3. Une étape dans le processus d’intégration : l’UEM ouvre une nouvelle page de l’histoire communautaire. La question du parallélisme dans la mise en place de l’union monétaire, de l’union économique et de l’union politique se pose, tout comme celle de leur contenu. L’union monétaire se distingue par une architecture institutionnelle de type fédéral et sectoriel.

4. Dimension mondiale : l’enjeu de la survie ou du déclin de l’Europe dans le monde apparait. La nécessité pour la Communauté de contribuer à un ordre monétaire mondial plus satisfaisant est aussi présente, tout comme le fait que l’Europe devrait lutter contre les abus américains et japonais. Grâce à une monnaie unique, elle pourrait mieux absorber les chocs externes qui la frappent. La spéculation à l’échelle mondiale, dont la force de frappe va grandissante, représente un nouvel enjeu auquel les Etats peuvent mieux tenter de faire face ensemble.

5. Réunification allemande et chute du rideau de fer : François Mitterrand et Helmut Kohl s’accordent sur le fait que la réunification allemande doit signifier un approfondissement de la construction européenne. Margaret Thatcher n’est pas d’accord. Pour elle, une alliance entre le Royaume-Uni, la France et les Etats-Unis est la seule à même de contrer l’Allemagne réunifiée. Jacques Delors estime que l’instabilité guette le continent européen.

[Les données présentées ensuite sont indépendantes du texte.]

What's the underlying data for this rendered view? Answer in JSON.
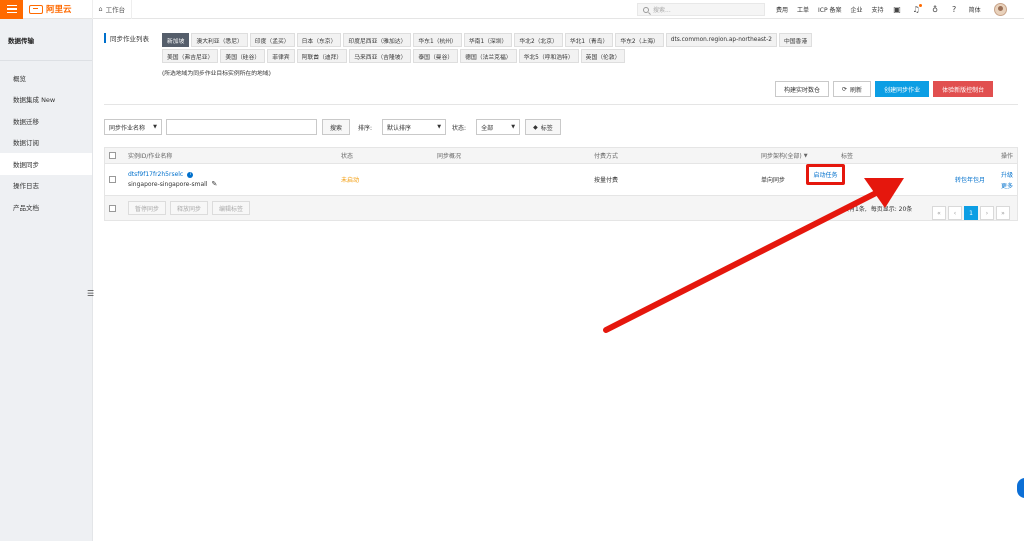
{
  "topbar": {
    "logo_text": "阿里云",
    "workbench": "工作台",
    "search_placeholder": "搜索...",
    "nav": [
      "费用",
      "工单",
      "ICP 备案",
      "企业",
      "支持"
    ],
    "lang": "简体"
  },
  "sidebar": {
    "title": "数据传输",
    "items": [
      "概览",
      "数据集成 New",
      "数据迁移",
      "数据订阅",
      "数据同步",
      "操作日志",
      "产品文档"
    ],
    "active_index": 4
  },
  "region": {
    "label": "同步作业列表",
    "row1": [
      "新加坡",
      "澳大利亚（悉尼）",
      "印度（孟买）",
      "日本（东京）",
      "印度尼西亚（雅加达）",
      "华东1（杭州）",
      "华南1（深圳）",
      "华北2（北京）",
      "华北1（青岛）",
      "华东2（上海）",
      "dts.common.region.ap-northeast-2",
      "中国香港"
    ],
    "row2": [
      "美国（弗吉尼亚）",
      "美国（硅谷）",
      "菲律宾",
      "阿联酋（迪拜）",
      "马来西亚（吉隆坡）",
      "泰国（曼谷）",
      "德国（法兰克福）",
      "华北5（呼和浩特）",
      "英国（伦敦）"
    ],
    "active": "新加坡",
    "note": "(所选地域为同步作业目标实例所在的地域)"
  },
  "actions": {
    "build": "构建实时数仓",
    "refresh": "刷新",
    "create": "创建同步作业",
    "new_console": "体验新版控制台"
  },
  "filter": {
    "field_select": "同步作业名称",
    "search_btn": "搜索",
    "sort_label": "排序:",
    "sort_value": "默认排序",
    "status_label": "状态:",
    "status_value": "全部",
    "tag_btn": "标签"
  },
  "table": {
    "headers": {
      "instance": "实例ID/作业名称",
      "status": "状态",
      "overview": "同步概况",
      "pay": "付费方式",
      "arch": "同步架构(全部)",
      "tag": "标签",
      "ops": "操作"
    },
    "row": {
      "id": "dtsf9f17fr2h5rselc",
      "name": "singapore-singapore-small",
      "status": "未启动",
      "pay": "按量付费",
      "arch": "单向同步",
      "op_start": "启动任务",
      "op_convert": "转包年包月",
      "op_upgrade": "升级",
      "op_more": "更多"
    },
    "footer": {
      "pause": "暂停同步",
      "release": "释放同步",
      "edit_tag": "编辑标签",
      "total": "共有1条,",
      "page_size": "每页显示: 20条",
      "current_page": "1"
    }
  },
  "colors": {
    "brand": "#ff6a00",
    "link": "#0070cc",
    "primary": "#0c9ee4",
    "danger": "#e14f4f",
    "arrow": "#e5170d"
  }
}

La Communauté, qui représente son seul vrai pôle de stabilité, doit de ce fait être renforcée. Cela implique qu’elle redouble d’efforts avec son projet d’UEM. Pour John Major, le successeur de Margaret Thatcher à Downing Street, l’UEM est l’obstacle à la première priorité que représente l’élargissement en direction de l’Europe centrale et orientale. Personne n’affirme que la réunification allemande et la chute du rideau de fer ont compliqué la naissance de l’euro. Au surplus, il reste deux thèses en présence. La première affirme que le projet d’union monétaire européenne était sur les rails depuis 1988 et que la réunification allemande n’est pas une condition sine qua non de la future naissance de l’euro, même si elle a pu y aider. La deuxième thèse au contraire affirme que sans le choc extraordinaire que représente la réunification allemande, l’euro aurait très bien pu ne pas exister.

Une génération plus tard, les débats historiques que nous avons évoqués gardent une étonnante actualité et peuvent assurément offrir la base d’un plaidoyer renouvelé en faveur de l’euro.

Gilles Grin est docteur en relations internationales, directeur de la Fondation Jean Monnet pour l’Europe et chargé de cours à l’Université de Lausanne.